By Arré Bench Mar. 09, 2018
Before the life-numbing realisation that it’s already the sixth month of the year and you haven’t done anything productive hits you, take a deep breath and join us in daydreaming about five apps that could have made 2018 our year.
ow that the Kim Kardashian and Donald Trump meet is over and Kanye West has managed to dominate just about every conversation, enough to send you into depression, let the life-altering realisation that we’re already on the sixth month of the year dawn on you. Half the year is gone and 2018 has already showered us with a set of fresh problems – sleep-deprivation, dark circles, missed opportunities, and existential crises at lunch every day.
But… there is probably an app for that. All you need to be is lazy with a deliriously low attention span, and an overt dependence on technology. Here are the five apps we wish were developed to help us get through the remaining year.
NSpire: This app is basically a motivational speaker with benefits wrapped up in a bunch of algorithms that your rapidly crumbling life obviously needs. Remember all the times you took an hour just to get off your bed, or procrastinated going to the gym for a straight year while renewing your swimming membership and didn’t end up going for that either? Yeah, Nspire helps you forget all those dark times by home-delivering motivation on demand. All you have to do is sign up on the app and select your level of fatigue and laziness. The good folks at NSpire will then get to work and send you a serving of motivation that’s best suited to your situation, all in under two hours. This app will understandably have a long waitlist that’s designed to test your motivation. Fail at it gloriously, and you will receive a code that will allow you to sign into NSpire.

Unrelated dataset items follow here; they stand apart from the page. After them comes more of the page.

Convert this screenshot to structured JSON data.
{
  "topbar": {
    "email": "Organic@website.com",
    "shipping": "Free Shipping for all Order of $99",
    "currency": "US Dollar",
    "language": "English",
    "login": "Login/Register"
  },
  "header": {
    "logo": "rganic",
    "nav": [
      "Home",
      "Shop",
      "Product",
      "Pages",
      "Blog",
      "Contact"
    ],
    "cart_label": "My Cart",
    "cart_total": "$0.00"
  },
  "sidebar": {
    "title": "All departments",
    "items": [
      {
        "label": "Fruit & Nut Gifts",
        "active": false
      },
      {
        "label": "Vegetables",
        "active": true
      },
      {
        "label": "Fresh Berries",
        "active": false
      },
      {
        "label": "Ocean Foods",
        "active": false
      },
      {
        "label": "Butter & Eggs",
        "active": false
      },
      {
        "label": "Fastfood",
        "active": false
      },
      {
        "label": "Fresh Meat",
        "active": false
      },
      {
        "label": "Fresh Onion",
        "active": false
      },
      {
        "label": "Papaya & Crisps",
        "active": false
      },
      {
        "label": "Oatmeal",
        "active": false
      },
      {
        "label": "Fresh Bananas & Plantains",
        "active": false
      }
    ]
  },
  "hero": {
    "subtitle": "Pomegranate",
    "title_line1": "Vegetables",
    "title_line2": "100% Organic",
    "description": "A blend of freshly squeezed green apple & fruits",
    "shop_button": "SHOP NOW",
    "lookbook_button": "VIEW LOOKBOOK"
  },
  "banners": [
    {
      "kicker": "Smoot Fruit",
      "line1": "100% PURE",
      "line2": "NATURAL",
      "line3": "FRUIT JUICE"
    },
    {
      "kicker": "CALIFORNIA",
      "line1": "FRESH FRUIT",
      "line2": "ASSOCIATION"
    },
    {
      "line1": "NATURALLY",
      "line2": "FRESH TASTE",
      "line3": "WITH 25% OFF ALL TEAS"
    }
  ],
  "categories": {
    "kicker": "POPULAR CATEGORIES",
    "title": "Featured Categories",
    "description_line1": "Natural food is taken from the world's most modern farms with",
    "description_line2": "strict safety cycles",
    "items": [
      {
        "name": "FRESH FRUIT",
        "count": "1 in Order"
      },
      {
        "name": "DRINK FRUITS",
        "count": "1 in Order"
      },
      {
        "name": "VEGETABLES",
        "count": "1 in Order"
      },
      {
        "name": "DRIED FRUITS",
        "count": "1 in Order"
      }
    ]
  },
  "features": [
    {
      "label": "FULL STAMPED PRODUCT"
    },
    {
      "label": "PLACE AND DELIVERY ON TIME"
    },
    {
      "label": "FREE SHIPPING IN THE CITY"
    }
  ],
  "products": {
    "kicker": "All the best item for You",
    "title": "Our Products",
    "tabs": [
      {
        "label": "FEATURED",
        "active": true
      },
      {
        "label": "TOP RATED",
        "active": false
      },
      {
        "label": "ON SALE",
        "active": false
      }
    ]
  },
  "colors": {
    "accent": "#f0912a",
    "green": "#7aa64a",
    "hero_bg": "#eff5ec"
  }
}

Lonr: This app is the one friend that anti-socials and loners wouldn’t mind making. This app takes away your morning blues by notifying you when your landlord and the neighbour you just fought with have left the building, so that you can leave your house and start your day without having to make small talk. Say goodbye to being forced to talk about the weather or discussing that Netflix special you have no intention of watching or giving in to invitations of carpooling at work with that neighbour who’s No 1 on your avoid list. If anything, Lonr will help you become the best loner ever.
NameNShame: The app for our times. NameNShame comprises several crowdsourced lists of perpetrators of heinous crimes that you should definitely swipe left on Tinder, OkCupid, Hinge, Woo, and Happn. You definitely don’t need that kind of negativity in your life. The range of lists will include Shitty People Who Chew Too Loudly, People Who Treat Waiters Like Personal Property, Garbage People Who Defend Woody Allen, and Smellies Who Shower on Sundays. Subscription to the app will be free, but membership will only be granted once you contribute a name each to at least two of these lists, and start a list of your own. In case, you need some inspiration, here’s an idea: Awful People Who Think Get Out Played The Race Card.
M8Splain: Just posted a tweet, a Facebook status, an Instagram photo and received nothing but likes, retweets, and positive comments without a drop of hate? Worry not, M8Splain is here to be your personal mansplainer. Just fire up the app and insert a screenshot of your latest abuse-free post and within seconds, the app will give you a list of inaccuracies with it, try explaining to you your post sprinkled with a healthy dose of hate. An ode to the strength of men, M8Splain is an app that’ll immediately enrich your life like never before.
Fo$$$il: An app intended to give you an authentic pre-historic era experience by switching off all your apps, disabling your phone’s camera, and calls. Your phone will now be no more useful than a stone. A rare and thoughtful invention, this app will give you moments of noise-free peace that may just end up granting you enlightenment.
2018 wouldn’t be the “shittiest year ever”, if these apps were around, would it?